President Obama's FY 2013 budget request also includes mention of the Buffett Rule as a principle for broader tax reform.

LATEST NEWS
The Senate held a key procedural vote April 16, 2012 on legislation (S. 2230) to implement the Buffett Rule. The motion to proceed failed 51-45, falling nine votes short of the threshold needed to move forward. Despite the defeat, Senate Democrats have indicated that they will continue to push for votes on the Buffett Rule for the remainder of the year.

The White House National Economic Council (NEC) released a report April 10, 2012 that argues that the “Buffett Rule,” which imposes a minimum 30 percent tax on households earning more than $1 million per year, is needed as part of efforts to reduce income inequality. According to the report, 8 percent of the 400 highest-income Americans have an effective federal income tax rate of less than 10 percent and one-third pay less than 15 percent.

In response to the NEC report, Senate Finance Committee Republicans April 12, 2012 released a "Dos and Don'ts of the Buffett Tax" fact sheet to make the case that the Buffett Rule would not have a net positive economic impact.

Legislation in the 112th Congress
Senate
Senator Sheldon Whitehouse (D-RI) has introduced legislation (S.2059) that would apply the so-called “Buffett rule” that President Obama announced in his State of the Union. The Paying a Fair Share Act would apply a minimum 30% income tax rate for taxpayers with adjusted gross incomes above $1 million.
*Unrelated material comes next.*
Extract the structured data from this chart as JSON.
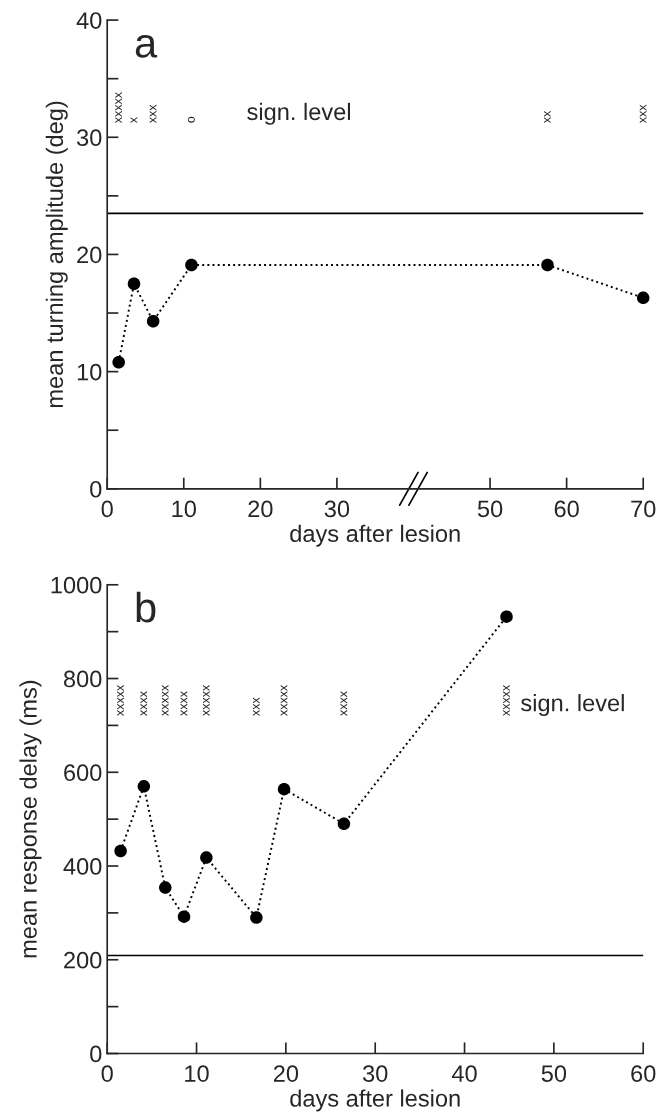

The bill maintains current incentives for charitable giving, and would permit wealthy taxpayers to continue to receive a credit equal to the value of the charitable contributions deduction under the regular income tax.

The legislation was reintroduced March 22, 2012 as S. 2203.

The Joint Committee on Taxation (JCT) has estimated that S. 2059 would raise $46.7 billion over 10 years.

House
Representative Tammy Baldwin (D-WI) has introduced a companion bill in the House (H.R.3903).

IS Position
IS Letter on the Buffett Rule's Treatment of Charitable Giving
Independent Sector sent a letter to Sen. Sheldon Whitehouse (D-RI) and Rep. Tammy Baldwin (D-WI), as well as all of the original co-sponsors of the Senate and House versions of the Paying a Fair Share Act, to show our appreciation for the specific provision that carves out the charitable deduction for preservation under the Buffett Rule. The letter does not take a position on the broader legislation and includes the names of almost 50 nonprofit organizations from around the country.